Aswathy served as the creative producer. The series began production in 2021. By January 2022, six of the films had completed production, including Silalikhitham, Vilpana, Kadalkkaattu, Kazhcha, Abhayam Thedi Veendum, and Swargam Thurakkuna Samayam. Priyadarshan-directed Olavum Theeravum is a remake of the 1970 film of the same name. It began production on 10 July 2022 and wrapped up on 17 July 2022. Priyadarshan also directed Silalikhitham. Kadugannawa Oru Yathra was initially supposed to be directed by Lijo Jose Pellissery. But Ranjith replaced him and began production on 16 August 2022 and wrapped up on 26 August 2022. Olavum Theeravum completed filming in July 2022 in Thodupuzha, which was made in black-and-white format. Initially, the series was produced for Netflix, but the platform rejected the anthology reportedly due to the addition of new segments starring Mohanlal, Mammootty, and Fahadh Faasil which increased the production cost.

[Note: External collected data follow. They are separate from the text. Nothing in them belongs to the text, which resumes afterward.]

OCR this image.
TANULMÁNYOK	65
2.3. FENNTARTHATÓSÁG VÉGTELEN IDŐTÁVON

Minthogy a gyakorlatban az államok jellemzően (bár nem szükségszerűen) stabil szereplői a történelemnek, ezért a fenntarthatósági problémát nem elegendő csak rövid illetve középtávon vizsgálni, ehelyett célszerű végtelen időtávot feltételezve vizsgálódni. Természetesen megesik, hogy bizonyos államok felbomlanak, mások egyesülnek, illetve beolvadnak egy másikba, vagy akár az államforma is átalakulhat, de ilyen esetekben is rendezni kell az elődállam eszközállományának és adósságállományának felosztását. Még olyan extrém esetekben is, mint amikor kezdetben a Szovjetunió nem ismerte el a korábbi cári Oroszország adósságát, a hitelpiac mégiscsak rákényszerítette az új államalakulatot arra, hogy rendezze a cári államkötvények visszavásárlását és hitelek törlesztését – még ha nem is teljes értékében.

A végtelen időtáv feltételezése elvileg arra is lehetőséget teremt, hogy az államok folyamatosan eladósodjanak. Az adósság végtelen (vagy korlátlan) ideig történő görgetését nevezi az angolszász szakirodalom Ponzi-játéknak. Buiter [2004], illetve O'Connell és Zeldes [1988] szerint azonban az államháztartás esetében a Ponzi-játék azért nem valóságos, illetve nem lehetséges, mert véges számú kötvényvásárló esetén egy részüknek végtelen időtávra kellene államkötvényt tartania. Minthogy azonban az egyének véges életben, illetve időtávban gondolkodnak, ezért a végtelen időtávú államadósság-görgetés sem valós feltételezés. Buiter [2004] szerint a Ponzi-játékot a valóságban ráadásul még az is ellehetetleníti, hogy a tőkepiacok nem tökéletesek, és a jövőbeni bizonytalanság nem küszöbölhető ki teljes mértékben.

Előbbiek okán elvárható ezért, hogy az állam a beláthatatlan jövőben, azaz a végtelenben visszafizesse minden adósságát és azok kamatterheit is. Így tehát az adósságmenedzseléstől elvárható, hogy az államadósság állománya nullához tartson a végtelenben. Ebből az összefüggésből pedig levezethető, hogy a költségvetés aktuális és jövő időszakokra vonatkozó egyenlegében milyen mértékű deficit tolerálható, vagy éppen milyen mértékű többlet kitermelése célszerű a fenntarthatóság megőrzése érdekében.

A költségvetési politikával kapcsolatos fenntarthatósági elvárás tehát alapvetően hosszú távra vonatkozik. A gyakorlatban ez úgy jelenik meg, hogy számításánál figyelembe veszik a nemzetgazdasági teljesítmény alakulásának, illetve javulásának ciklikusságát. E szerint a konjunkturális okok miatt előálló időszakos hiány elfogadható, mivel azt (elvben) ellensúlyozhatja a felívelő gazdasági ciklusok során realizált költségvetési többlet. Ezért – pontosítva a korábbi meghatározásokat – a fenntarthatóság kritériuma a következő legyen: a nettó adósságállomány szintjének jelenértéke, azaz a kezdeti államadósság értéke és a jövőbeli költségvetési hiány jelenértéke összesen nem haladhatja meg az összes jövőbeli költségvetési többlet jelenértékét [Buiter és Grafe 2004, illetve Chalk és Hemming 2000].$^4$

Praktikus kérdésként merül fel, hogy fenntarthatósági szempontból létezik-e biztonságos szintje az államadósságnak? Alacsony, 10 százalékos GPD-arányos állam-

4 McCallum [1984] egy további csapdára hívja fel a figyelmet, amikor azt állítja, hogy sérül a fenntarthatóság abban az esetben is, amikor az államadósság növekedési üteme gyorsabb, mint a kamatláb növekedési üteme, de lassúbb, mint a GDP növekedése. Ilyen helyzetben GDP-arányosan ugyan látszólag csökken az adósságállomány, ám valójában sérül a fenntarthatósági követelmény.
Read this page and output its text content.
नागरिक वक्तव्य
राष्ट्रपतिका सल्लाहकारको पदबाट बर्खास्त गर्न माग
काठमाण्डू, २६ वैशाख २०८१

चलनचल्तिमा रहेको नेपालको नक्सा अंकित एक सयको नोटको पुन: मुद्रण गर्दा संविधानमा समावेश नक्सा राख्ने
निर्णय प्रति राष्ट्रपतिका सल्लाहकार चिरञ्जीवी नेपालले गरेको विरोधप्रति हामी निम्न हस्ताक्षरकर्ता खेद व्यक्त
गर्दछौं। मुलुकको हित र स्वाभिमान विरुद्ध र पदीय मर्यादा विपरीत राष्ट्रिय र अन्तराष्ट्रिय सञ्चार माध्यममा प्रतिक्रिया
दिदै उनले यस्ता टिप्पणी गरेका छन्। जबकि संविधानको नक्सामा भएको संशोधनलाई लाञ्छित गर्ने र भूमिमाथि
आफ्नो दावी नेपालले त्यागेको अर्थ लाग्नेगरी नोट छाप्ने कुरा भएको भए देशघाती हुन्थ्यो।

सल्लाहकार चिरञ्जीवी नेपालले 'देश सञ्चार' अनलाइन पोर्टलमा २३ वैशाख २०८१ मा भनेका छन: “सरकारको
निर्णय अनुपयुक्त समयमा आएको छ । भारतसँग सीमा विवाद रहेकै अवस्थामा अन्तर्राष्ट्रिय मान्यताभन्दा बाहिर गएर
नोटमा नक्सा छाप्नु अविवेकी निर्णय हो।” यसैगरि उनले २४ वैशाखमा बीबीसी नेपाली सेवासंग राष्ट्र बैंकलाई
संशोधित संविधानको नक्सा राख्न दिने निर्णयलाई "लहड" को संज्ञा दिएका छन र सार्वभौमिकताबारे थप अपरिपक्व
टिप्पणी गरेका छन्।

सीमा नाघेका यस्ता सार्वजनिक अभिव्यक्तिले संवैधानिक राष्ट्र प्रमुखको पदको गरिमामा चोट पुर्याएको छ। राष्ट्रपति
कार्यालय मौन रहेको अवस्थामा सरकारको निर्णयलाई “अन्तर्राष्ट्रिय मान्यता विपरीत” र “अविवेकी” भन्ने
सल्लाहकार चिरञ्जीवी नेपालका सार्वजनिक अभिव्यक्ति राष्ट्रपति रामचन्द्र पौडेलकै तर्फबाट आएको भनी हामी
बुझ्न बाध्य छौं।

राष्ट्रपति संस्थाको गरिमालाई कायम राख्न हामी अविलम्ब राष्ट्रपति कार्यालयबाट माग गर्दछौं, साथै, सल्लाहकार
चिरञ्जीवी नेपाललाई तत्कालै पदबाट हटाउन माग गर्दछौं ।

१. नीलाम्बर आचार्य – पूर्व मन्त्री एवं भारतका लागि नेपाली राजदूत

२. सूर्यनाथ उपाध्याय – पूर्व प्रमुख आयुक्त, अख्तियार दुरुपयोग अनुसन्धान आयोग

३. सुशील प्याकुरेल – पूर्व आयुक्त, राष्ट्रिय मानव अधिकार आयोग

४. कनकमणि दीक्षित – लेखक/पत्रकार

Later, ZEE5 acquired the series.the series was co-produced by Anil Thampi and Chandana Thampi

==Release==
The trailer of the anthology released on 15 July 2024 on Occasion of M.T. Vasudevan Nair's birthday. The series will release on the OTT platform ZEE5. The series was initially planned for release in September on Occasion of Onam but later advanced to 15 August 2024. Apart from Malayalam, the series is also released in Hindi, Tamil, Telugu, and Kannada languages.

==Controversy==
During the trailer launch of the series, Asif Ali was supposed to present a memento to Ramesh Narayan, but Ramesh allegedly refused to accept it from the actor, leading to widespread criticism about his behaviour. He responded that he was music director of Jayaraj's segment of the series, but he didn't get invited to stage on launch event and he was disappointed. He also clarified that he didn't hear the announcement and didn't know that Asif Ali is presenting the momento.

== Reception ==
A review in the Indian Express found, the anthology film "has some standout segments, some that are decent and others that fall short." while The Hindu too stated it contained "a few hidden gems". The Hindustan Times praised the poetic achievement of the production.